If it is False or if you want to be on the safe side, pick one of the following:
The easiest way: in your script, do a
Page.clean_contents()before you do your first item insertion.
Pre-process your PDF with the MuPDF command line utility mutool clean -c … and work with its output file instead.
Directly wrap the page’s
contentswith the stacking commands before you do your first item insertion.
Solutions 1. and 2. use the same technical basis and do a lot more than what is required in this context: they also clean up other inconsistencies or redundancies that may exist, multiple /Contents objects will be concatenated into one, and much more.
For incremental saves, solution 1. has an unpleasant implication: it will bloat the update delta, because it changes so many things and, in addition, stores the cleaned contents uncompressed. So, if you use
Page.clean_contents() you should consider saving to a new file with (at least) garbage=3 and deflate=True.
Solution 3. is completely under your control and only does the minimum corrective action. There is a handy utility method
Page.wrap_contents() which – as twe name suggests – wraps the page’s
contents object(s) by the PDF commands
This solution is extremely fast and the changes to the PDF are minimal. This is useful in situations where incrementally saving the file is desirable – or even a must when the PDF has been digitally signed and you cannot change this status.
We recommend the following snippet to get the situation under control:
>>> if not page.is_wrapped: page.wrap_contents() >>> # start inserting text, images and other objects here
Missing or Unreadable Extracted Text#
Fairly often, text extraction does not work text as you would expect: text may be missing, or may not appear in the reading sequence visible on your screen, or contain garbled characters (like a ? or a “TOFU” symbol), etc. This can be caused by a number of different problems.
Problem: no text is extracted#
Your PDF viewer does display text, but you cannot select it with your cursor, and text extraction delivers nothing.
You may be looking at an image embedded in the PDF page (e.g. a scanned PDF).
The PDF creator used no font, but simulated text by painting it, using little lines and curves. E.g. a capital “D” could be painted by a line “|” and a left-open semi-circle, an “o” by an ellipse, and so on.
Use an OCR software like OCRmyPDF to insert a hidden text layer underneath the visible page.

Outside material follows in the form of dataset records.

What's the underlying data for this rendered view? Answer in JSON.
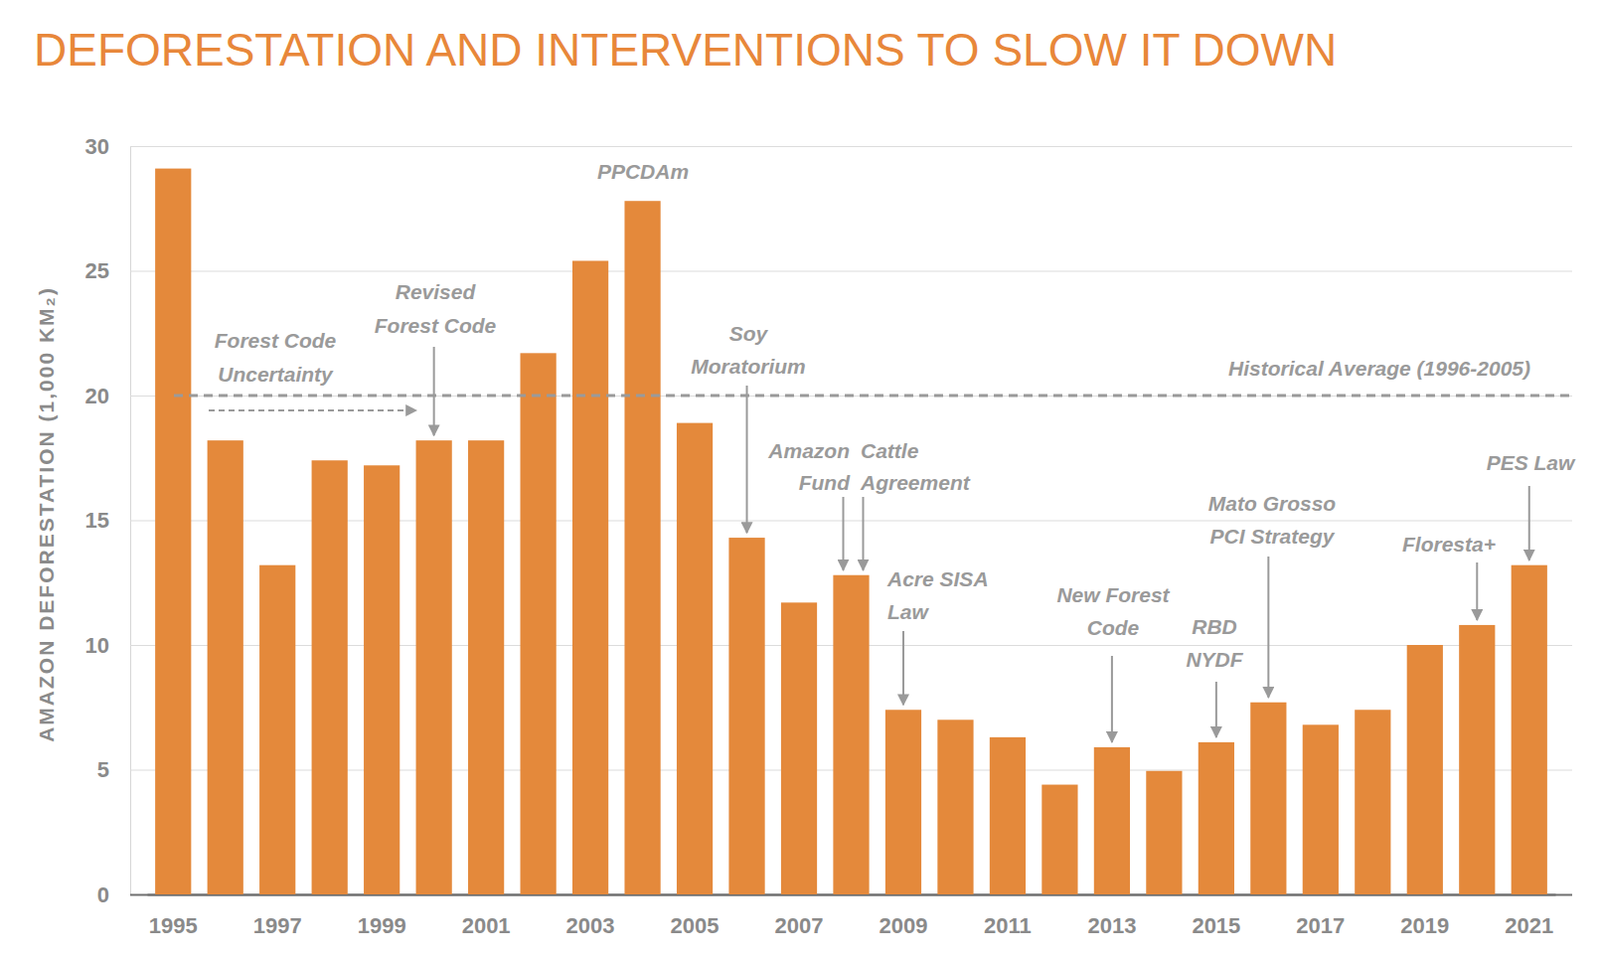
{
  "chart_data": {
    "type": "bar",
    "title": "DEFORESTATION AND INTERVENTIONS TO SLOW IT DOWN",
    "y_label": "AMAZON DEFORESTATION (1,000 KM₂)",
    "categories": [
      "1995",
      null,
      "1997",
      null,
      "1999",
      null,
      "2001",
      null,
      "2003",
      null,
      "2005",
      null,
      "2007",
      null,
      "2009",
      null,
      "2011",
      null,
      "2013",
      null,
      "2015",
      null,
      "2017",
      null,
      "2019",
      null,
      "2021"
    ],
    "values": [
      29.1,
      18.2,
      13.2,
      17.4,
      17.2,
      18.2,
      18.2,
      21.7,
      25.4,
      27.8,
      18.9,
      14.3,
      11.7,
      12.8,
      7.4,
      7.0,
      6.3,
      4.4,
      5.9,
      4.95,
      6.1,
      7.7,
      6.8,
      7.4,
      10.0,
      10.8,
      13.2
    ],
    "color": "#e4893b",
    "ylim": [
      0,
      30
    ],
    "yticks": [
      0,
      5,
      10,
      15,
      20,
      25,
      30
    ],
    "grid": true,
    "reference_line": {
      "value": 20,
      "label": "Historical Average (1996-2005)"
    },
    "annotations": [
      {
        "lines": [
          "Forest Code",
          "Uncertainty"
        ]
      },
      {
        "lines": [
          "Revised",
          "Forest Code"
        ]
      },
      {
        "lines": [
          "PPCDAm"
        ]
      },
      {
        "lines": [
          "Soy",
          "Moratorium"
        ]
      },
      {
        "lines": [
          "Amazon",
          "Fund"
        ]
      },
      {
        "lines": [
          "Cattle",
          "Agreement"
        ]
      },
      {
        "lines": [
          "Acre SISA",
          "Law"
        ]
      },
      {
        "lines": [
          "New Forest",
          "Code"
        ]
      },
      {
        "lines": [
          "RBD",
          "NYDF"
        ]
      },
      {
        "lines": [
          "Mato Grosso",
          "PCI Strategy"
        ]
      },
      {
        "lines": [
          "Floresta+"
        ]
      },
      {
        "lines": [
          "PES Law"
        ]
      }
    ]
  }
}
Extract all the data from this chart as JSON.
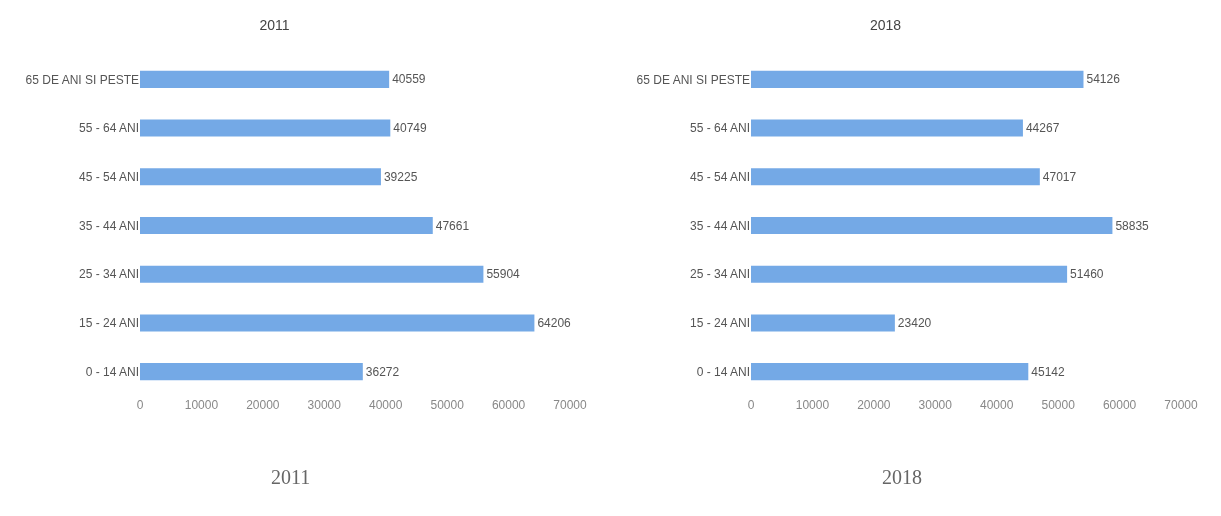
{
  "chart_data": [
    {
      "type": "bar",
      "orientation": "horizontal",
      "title": "2011",
      "categories": [
        "65 DE ANI SI PESTE",
        "55 - 64 ANI",
        "45 - 54 ANI",
        "35 - 44 ANI",
        "25 - 34 ANI",
        "15 - 24 ANI",
        "0 - 14 ANI"
      ],
      "values": [
        40559,
        40749,
        39225,
        47661,
        55904,
        64206,
        36272
      ],
      "color": "#74a9e6",
      "xlim": [
        0,
        70000
      ],
      "xticks": [
        0,
        10000,
        20000,
        30000,
        40000,
        50000,
        60000,
        70000
      ],
      "grid": false,
      "data_labels": true,
      "annotations": [
        "2011"
      ]
    },
    {
      "type": "bar",
      "orientation": "horizontal",
      "title": "2018",
      "categories": [
        "65 DE ANI SI PESTE",
        "55 - 64 ANI",
        "45 - 54 ANI",
        "35 - 44 ANI",
        "25 - 34 ANI",
        "15 - 24 ANI",
        "0 - 14 ANI"
      ],
      "values": [
        54126,
        44267,
        47017,
        58835,
        51460,
        23420,
        45142
      ],
      "color": "#74a9e6",
      "xlim": [
        0,
        70000
      ],
      "xticks": [
        0,
        10000,
        20000,
        30000,
        40000,
        50000,
        60000,
        70000
      ],
      "grid": false,
      "data_labels": true,
      "annotations": [
        "2018"
      ]
    }
  ]
}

The resulting PDF should behave as expected.
Problem: unreadable text#
Text extraction does not deliver the text in readable order, duplicates some text, or is otherwise garbled.
The single characters are readable as such (no “<?>” symbols), but the sequence in which the text is coded in the file deviates from the reading order. The motivation behind may be technical or protection of data against unwanted copies.

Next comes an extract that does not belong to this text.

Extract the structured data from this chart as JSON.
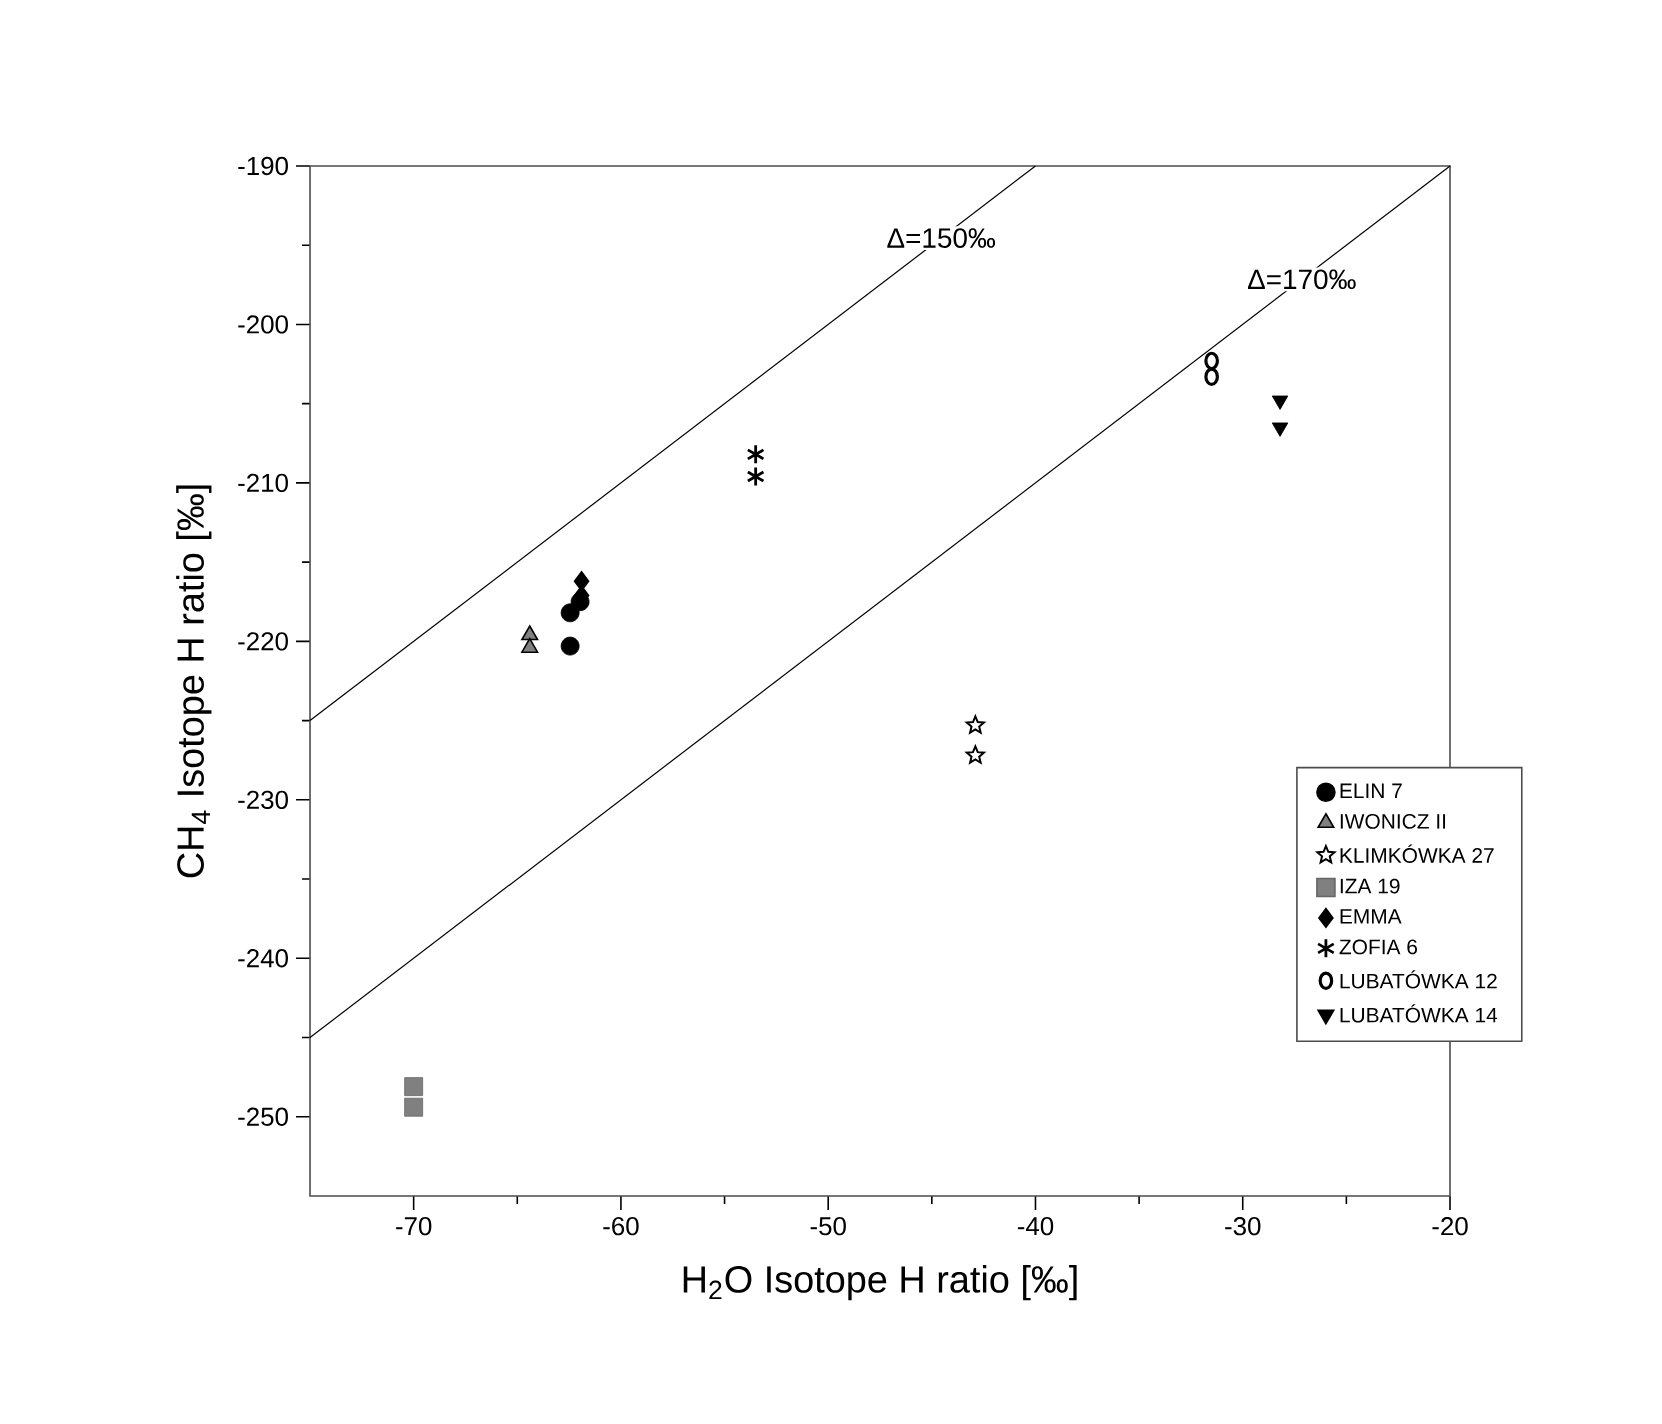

Many “<?>” symbols occur, indicating MuPDF could not interpret these characters. The font may indeed be unsupported by MuPDF, or the PDF creator may haved used a font that displays readable text, but on purpose obfuscates the originating corresponding unicode character.
Use layout preserving text extraction:
python -m fitz gettext file.pdf.
If other text extraction tools also don’t work, then the only solution again is OCRing the page.